Abstract

Elevated PAP is invariably found in infants with chronic lung disease (CLD). Previous studies have focussed on changes in PAP in infants developing CLD but recent research has suggested that POD, defined as a persistent oxygen requirement at 36 weeks post-conceptional age (PCA) is a better predictor than CLD of subsequent morbidity and mortality. We studied, weekly, the changes in PAP in 34 VLBW infants from day 1 to 36 weeks PCA. The time to peak velocity (TPV): right ventricular ejection time (RVET) ratio, measured from the pulmonary artery Doppler, correlated negatively with PAP. 19 infants developed POD, 15 did not and acted as controls.
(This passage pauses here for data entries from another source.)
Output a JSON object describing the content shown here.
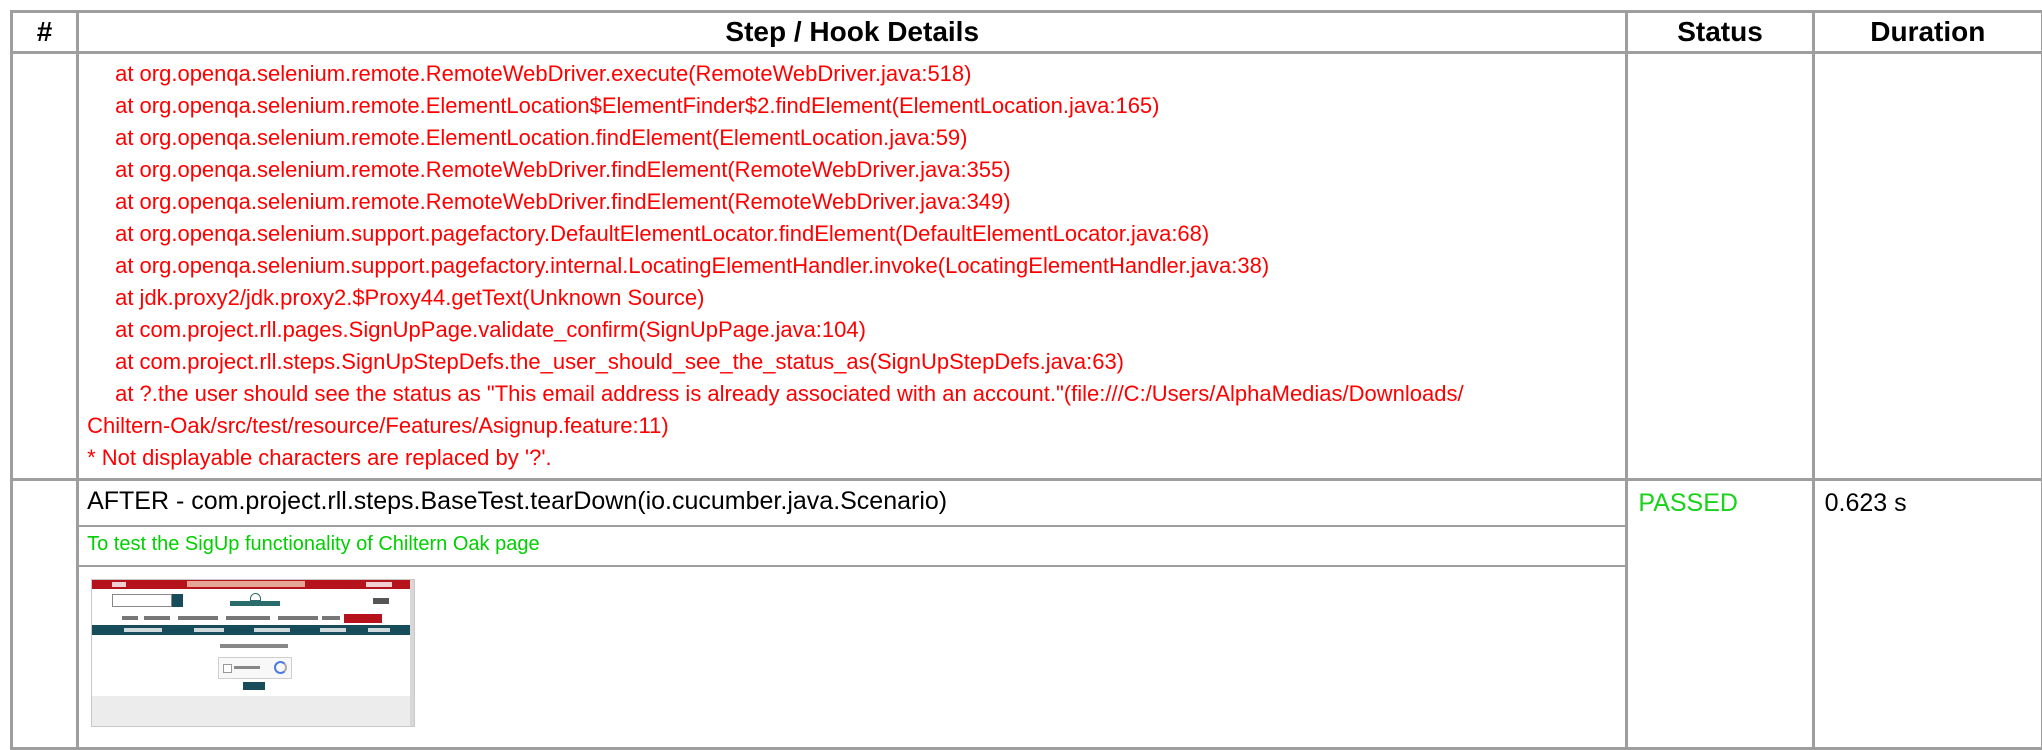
{
  "table": {
    "headers": {
      "num": "#",
      "details": "Step / Hook Details",
      "status": "Status",
      "duration": "Duration"
    }
  },
  "trace_lines": [
    "at org.openqa.selenium.remote.RemoteWebDriver.execute(RemoteWebDriver.java:518)",
    "at org.openqa.selenium.remote.ElementLocation$ElementFinder$2.findElement(ElementLocation.java:165)",
    "at org.openqa.selenium.remote.ElementLocation.findElement(ElementLocation.java:59)",
    "at org.openqa.selenium.remote.RemoteWebDriver.findElement(RemoteWebDriver.java:355)",
    "at org.openqa.selenium.remote.RemoteWebDriver.findElement(RemoteWebDriver.java:349)",
    "at org.openqa.selenium.support.pagefactory.DefaultElementLocator.findElement(DefaultElementLocator.java:68)",
    "at org.openqa.selenium.support.pagefactory.internal.LocatingElementHandler.invoke(LocatingElementHandler.java:38)",
    "at jdk.proxy2/jdk.proxy2.$Proxy44.getText(Unknown Source)",
    "at com.project.rll.pages.SignUpPage.validate_confirm(SignUpPage.java:104)",
    "at com.project.rll.steps.SignUpStepDefs.the_user_should_see_the_status_as(SignUpStepDefs.java:63)",
    "at ?.the user should see the status as \"This email address is already associated with an account.\"(file:///C:/Users/AlphaMedias/Downloads/",
    "Chiltern-Oak/src/test/resource/Features/Asignup.feature:11)",
    "* Not displayable characters are replaced by '?'."
  ],
  "hook": {
    "title": "AFTER - com.project.rll.steps.BaseTest.tearDown(io.cucumber.java.Scenario)",
    "description": "To test the SigUp functionality of Chiltern Oak page",
    "status": "PASSED",
    "duration": "0.623 s",
    "status_color": "#19d219"
  },
  "colors": {
    "error_text": "#ff0000",
    "description_text": "#00d000",
    "border": "#9e9e9e"
  }
}
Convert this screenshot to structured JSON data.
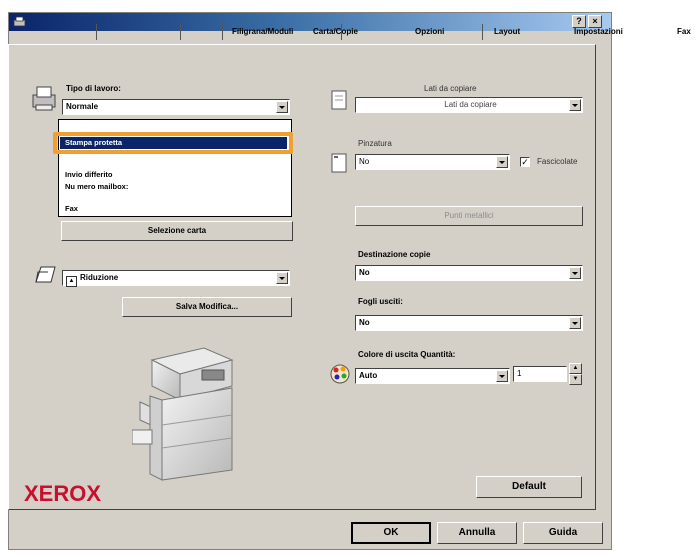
{
  "window": {
    "help_button": "?",
    "close_button": "×"
  },
  "tabs": [
    "Filigrana/Moduli",
    "Carta/Copie",
    "Opzioni",
    "Layout",
    "Impostazioni",
    "Fax"
  ],
  "left": {
    "job_type_label": "Tipo di lavoro:",
    "job_type_value": "Normale",
    "job_type_options": [
      "Stampa protetta",
      "Invio differito",
      "Nu mero mailbox:",
      "Fax"
    ],
    "paper_select_button": "Selezione carta",
    "reduction_value": "Riduzione",
    "save_button": "Salva Modifica..."
  },
  "right": {
    "sides_label": "Lati da copiare",
    "sides_value": "Lati da copiare",
    "stapling_label": "Pinzatura",
    "stapling_value": "No",
    "collate_label": "Fascicolate",
    "staple_points_button": "Punti metallici",
    "destination_label": "Destinazione copie",
    "destination_value": "No",
    "output_sheets_label": "Fogli usciti:",
    "output_sheets_value": "No",
    "color_qty_label": "Colore di uscita Quantità:",
    "color_value": "Auto",
    "quantity_value": "1",
    "default_button": "Default"
  },
  "brand": "XEROX",
  "footer": {
    "ok": "OK",
    "cancel": "Annulla",
    "help": "Guida"
  },
  "colors": {
    "highlight": "#0a246a",
    "callout": "#f0a030",
    "brand": "#c8102e"
  }
}
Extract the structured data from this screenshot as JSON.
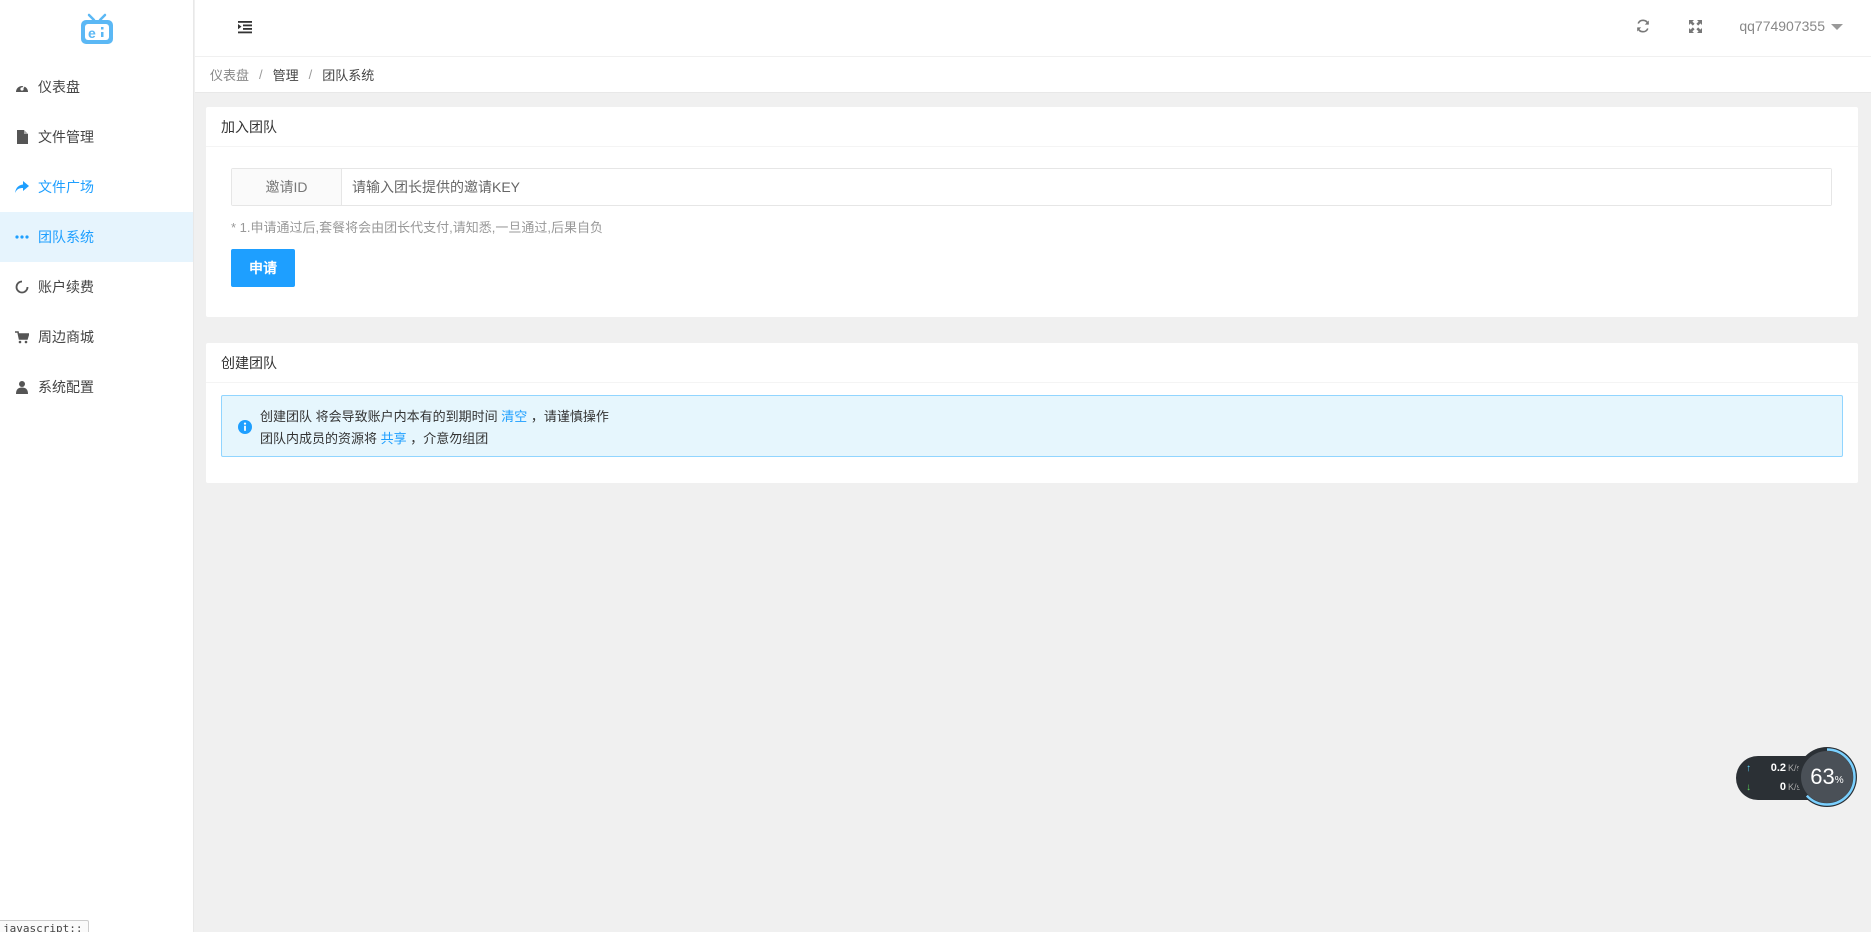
{
  "sidebar": {
    "logo_icon": "tv-logo-icon",
    "items": [
      {
        "label": "仪表盘",
        "icon": "dashboard-icon",
        "active": false
      },
      {
        "label": "文件管理",
        "icon": "file-icon",
        "active": false
      },
      {
        "label": "文件广场",
        "icon": "share-icon",
        "active": false
      },
      {
        "label": "团队系统",
        "icon": "more-dots-icon",
        "active": true
      },
      {
        "label": "账户续费",
        "icon": "circle-refresh-icon",
        "active": false
      },
      {
        "label": "周边商城",
        "icon": "cart-icon",
        "active": false
      },
      {
        "label": "系统配置",
        "icon": "user-icon",
        "active": false
      }
    ],
    "status_tip": "javascript:;"
  },
  "header": {
    "username": "qq774907355",
    "refresh_icon": "refresh-icon",
    "fullscreen_icon": "fullscreen-icon"
  },
  "breadcrumb": [
    "仪表盘",
    "管理",
    "团队系统"
  ],
  "join_team": {
    "title": "加入团队",
    "input_label": "邀请ID",
    "input_placeholder": "请输入团长提供的邀请KEY",
    "hint": "* 1.申请通过后,套餐将会由团长代支付,请知悉,一旦通过,后果自负",
    "apply_button": "申请"
  },
  "create_team": {
    "title": "创建团队",
    "line1_prefix": "创建团队 将会导致账户内本有的到期时间 ",
    "line1_highlight": "清空",
    "line1_suffix": " ，请谨慎操作",
    "line2_prefix": "团队内成员的资源将 ",
    "line2_highlight": "共享",
    "line2_suffix": " ，介意勿组团"
  },
  "net_monitor": {
    "upload_value": "0.2",
    "upload_unit": "K/s",
    "download_value": "0",
    "download_unit": "K/s",
    "percent": "63",
    "percent_unit": "%"
  },
  "colors": {
    "accent": "#1e9fff",
    "active_bg": "#e6f4fd",
    "alert_bg": "#e6f6fd",
    "alert_border": "#91d5ff"
  }
}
Results: There was a similar rise in TPV:RVET in both groups over the first 2 weeks after birth. By the 3rd week the POD group had a significantly lower TPV:RVET ratio than the controls, p= 0.02. By 36 weeks PCA the ratio in the POD group was similar to the level obtained in the first week (0.28 vs 0.27, p > 0.05). In contrast the control group showed a significant rise over the same period (0.28 vs 0.34, p < 0.05). Conclusion: Elevated PAP was invariably found in the VLBW infants who developed prolonged oxygen dependency. These changes were evident by 3 weeks post-partum suggesting that therapy aimed at preventing such changes would need to be introduced before that time.